Las cortinas se descorrieron y apareció la figura de un hombre alto que llevaba un abrigo negro con un voluminoso cuello de astracán y un gorro de la misma piel. También llevaba lentes. Cuando entró, cosa que hizo del modo más silencioso posible, Sam Pak se puso en pie como electrizado y realizó una profunda reverencia al estilo oriental. El hombre alto se dirigió a la silla y se sentó.
Se quitó los lentes, y aquel rostro de rasgos maravillosos que a tantos observadores recordaba a Seti I, se reveló en toda su magnificencia oriental.
—Siéntate —dijo el doctor Fu-Manchú.
Sam Pak volvió a sentarse.
—¿Me garantizas —prosiguió la voz áspera y gutural mientras los brillantes ojos verdes se clavaban, inflexibles, en el anciano chino— la presencia del doctor Orwin Prescott esta noche?
—Tiene mi palabra, marqués.
—Hay que administrarle tres gotas de la pócima diez minutos antes de que salga.
—Así se hará.
—Ya estamos sufriendo, amigo mío, por culpa de los ineptos que nos hemos visto obligados a contratar. El problemático sacerdote Patrick Donegal se ha escabullido de nuestras redes. Tampoco sabemos con certeza si está en manos del Enemigo Número Uno.
Sam Pak asintió con su anciana cabeza.
—La aparición del abad en Carnegie Hall —continuó el doctor Fu-Manchú— sería fatal para mis planes. Y, a pesar de todo —prosiguió mientras se quitaba unos guantes gruesos y apoyaba dos manos esqueléticas y alargadas sobre la mesa—, sigo en la incertidumbre.
—En la guerra, maestro, siempre hay un grado de incertidumbre.
—La incertidumbre es señal de unos planes imperfectos —repuso Fu-Manchú con voz sibilante—. Sólo los estúpidos la experimentan.

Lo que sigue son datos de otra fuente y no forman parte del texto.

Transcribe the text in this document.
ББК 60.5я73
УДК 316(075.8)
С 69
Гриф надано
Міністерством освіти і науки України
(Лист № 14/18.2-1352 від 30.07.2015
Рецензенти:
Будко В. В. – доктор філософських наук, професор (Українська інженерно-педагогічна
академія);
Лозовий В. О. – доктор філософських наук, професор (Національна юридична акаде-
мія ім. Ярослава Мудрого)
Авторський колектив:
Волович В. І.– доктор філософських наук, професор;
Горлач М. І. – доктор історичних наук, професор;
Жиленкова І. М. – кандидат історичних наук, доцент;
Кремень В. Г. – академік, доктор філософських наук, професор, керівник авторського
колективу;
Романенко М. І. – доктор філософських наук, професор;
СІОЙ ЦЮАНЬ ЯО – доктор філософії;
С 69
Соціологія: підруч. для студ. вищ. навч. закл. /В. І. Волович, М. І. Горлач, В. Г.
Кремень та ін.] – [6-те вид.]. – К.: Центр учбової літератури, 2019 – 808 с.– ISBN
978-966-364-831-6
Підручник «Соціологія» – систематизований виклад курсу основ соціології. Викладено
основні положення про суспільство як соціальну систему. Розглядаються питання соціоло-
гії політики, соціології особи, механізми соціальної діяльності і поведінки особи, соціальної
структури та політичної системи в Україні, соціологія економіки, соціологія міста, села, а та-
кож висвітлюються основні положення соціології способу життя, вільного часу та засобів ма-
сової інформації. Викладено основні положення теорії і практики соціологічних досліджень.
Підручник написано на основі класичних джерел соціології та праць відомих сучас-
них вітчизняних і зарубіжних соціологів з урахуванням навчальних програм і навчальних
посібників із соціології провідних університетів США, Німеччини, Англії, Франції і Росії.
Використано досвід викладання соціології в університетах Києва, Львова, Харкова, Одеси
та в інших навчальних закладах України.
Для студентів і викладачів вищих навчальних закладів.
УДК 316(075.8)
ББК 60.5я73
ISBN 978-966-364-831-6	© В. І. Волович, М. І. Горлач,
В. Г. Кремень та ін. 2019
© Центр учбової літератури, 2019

Pero las apuestas son altas, amigo mío. Tráeme a Herman Grosset, el hombre que has escogido para la importante misión de esta noche.
Sam Pak realizó un leve movimiento y pulsó un timbre. La cortina fue apartada a un lado y apareció un joven chino. Recibió unas instrucciones rápidas y concisas y salió dejando caer la cortina tras él.
En la singular habitación reinaba el silencio. El doctor Fu-Manchú, con los ojos entornados, estaba reclinado en el asiento. Sam Pak parecía una momia colocada en el sofá como una burla espantosa ideada por un arqueólogo frívolo. Al cabo de poco rato se oyeron unos pasos enérgicos, la cortina fue retirada a un lado y un hombre entró a zancadas.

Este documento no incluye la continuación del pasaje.